The twilight of gratuity

Quality journalism is seeking to recover and mark its fair value, leaving behind the free news models that for many years laid the foundations for the conquest of audiences.

They are now considering multiple options to ensure the survival of the written press, battered by a progressive decline in its income that metastasized with the coronavirus pandemic and that condemned many traditional newspapers to closure, drastically cut their editions or simply pushed them towards the digital conversion.

Paid subscription or so-called “philanthropic funding” modalities whereby readers contribute a membership fee or state subsidies to civic or service journalism are among those options.

There is also now a strong movement for large technology companies that provide digital content to pay for the news that newspapers produce and that they redirect on multiple platforms, receiving huge benefits from advertising.

Paywalls, which have shown that they can be sources of economic oxygen for newspapers that have digital editions, have represented a good basis for financing quality journalism, which costs a lot.

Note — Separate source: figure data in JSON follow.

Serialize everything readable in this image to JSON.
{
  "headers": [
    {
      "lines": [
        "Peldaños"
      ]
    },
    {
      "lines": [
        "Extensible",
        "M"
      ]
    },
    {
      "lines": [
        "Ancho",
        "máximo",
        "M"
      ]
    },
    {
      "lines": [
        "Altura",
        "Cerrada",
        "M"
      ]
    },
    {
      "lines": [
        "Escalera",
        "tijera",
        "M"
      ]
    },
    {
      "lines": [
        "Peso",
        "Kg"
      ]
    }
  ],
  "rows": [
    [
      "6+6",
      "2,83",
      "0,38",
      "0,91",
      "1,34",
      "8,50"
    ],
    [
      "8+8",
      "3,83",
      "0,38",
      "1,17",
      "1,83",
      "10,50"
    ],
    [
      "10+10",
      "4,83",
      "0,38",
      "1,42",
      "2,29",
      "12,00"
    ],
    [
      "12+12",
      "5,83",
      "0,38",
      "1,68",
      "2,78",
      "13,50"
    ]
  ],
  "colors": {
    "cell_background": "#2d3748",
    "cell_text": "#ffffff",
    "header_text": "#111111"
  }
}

The main newspapers in the world have seen their income grow exponentially through these walls, which are offered in different prices, content quotas, price discounts for goods and services, and which contribute to the sustainability of paper editions.

More than compensation resources due to the devastating pandemic, the crucial thing is to preserve the independence and strength of the free press as a shield for freedoms in democracy and as guarantors of content of depth and reliability in these times when false news intoxicates the global information ecosystem.

  • Translated from Spanish by Randy Rodriguez.